Die Wolfsmenschen und anderen Tierwesen hatten sich jeweils in Rudeln zusammengefunden und speisten gemeinsam. Wenn man ihre Art der Nahrungsaufnahme denn überhaupt Spiesen nennen konnte. Die Wolfswesen hielten riesige Stücke teils rohen, teils gebratenen Fleisches in den Krallen und rissen mit ihren Hauern Fetzen von den blanken, manchmal auch unter ihren Zähnen laut splitternden Kochen. Der Anblick, gepaart mit den Geräuschen und dem Gestank der Verwesung und des ungewaschenen, verschwitzten Fells genügte, um einem Übelkeit zu bereiten. Ich jedoch war daran gewöhnt und achtete gar nicht mehr darauf, roch dieser Ort doch einfach nur noch auf eine beinahe erbärmliche Art und Weise nach Heimat für mich. Aber Jayme konnte sich nicht zurückhalten, drehte sich um und erbrach sich auf die grauen Steine.
 

Ich legte ihm die Hand auf die Schulter und deutete ihm an, dass er mir folgen sollte. Ich hatte leider keine Zeit, mich um seinen revoltierenden Magen zu kümmern, da ich nach dem Mittagessen bereits wieder meiner Arbeit würde nachgehen müssen.
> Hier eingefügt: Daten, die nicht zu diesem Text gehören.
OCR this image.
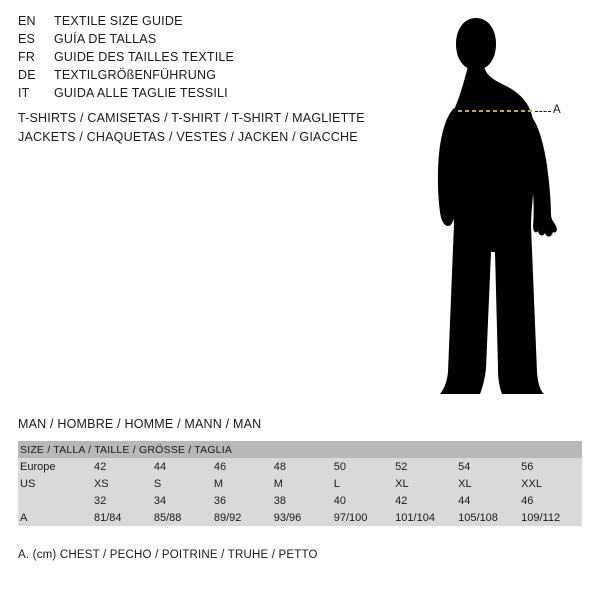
EN	TEXTILE SIZE GUIDE
ES	GUÍA DE TALLAS
FR	GUIDE DES TAILLES TEXTILE
DE	TEXTILGRÖßENFÜHRUNG
IT	GUIDA ALLE TAGLIE TESSILI
T-SHIRTS / CAMISETAS / T-SHIRT / T-SHIRT / MAGLIETTE
JACKETS / CHAQUETAS / VESTES / JACKEN / GIACCHE
A
MAN / HOMBRE / HOMME / MANN / MAN
SIZE / TALLA / TAILLE / GRÖSSE / TAGLIA								
Europe	42	44	46	48	50	52	54	56
US	XS	S	M	M	L	XL	XL	XXL
	32	34	36	38	40	42	44	46
A	81/84	85/88	89/92	93/96	97/100	101/104	105/108	109/112
A. (cm) CHEST / PECHO / POITRINE / TRUHE / PETTO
Und ausgerechnet heute stand etwas sehr Wichtiges an.

Sacht halt ich ihm wieder auf die Beine und führte den zitternden Jungen, der voller Ekel ausspuckte und sich dann den Mund abwischte, durch den Raum zu der Menschengruppe hin, die uns inzwischen neugierig beäugte. Sofort fiel mir eine nur zu bekannte Gestalt ins Auge. Seine schwarzen, kurz geschorenen Haare stachen aus der Menge hervor und seine blitzenden hellblauen Augen und sein aufrechter, selbstbewusster Sitz zeigten seinen ungebrochenen Willen, mit dem er sich zu unser aller Führer hochgearbeitet hatte... Rivkoh...
 

Ich ging sofort zu ihm, den sich inzwischen sträubenden Jayme am Unterarm gepackt und so leid es mir tat, etwas unsanft hinter mir herziehend.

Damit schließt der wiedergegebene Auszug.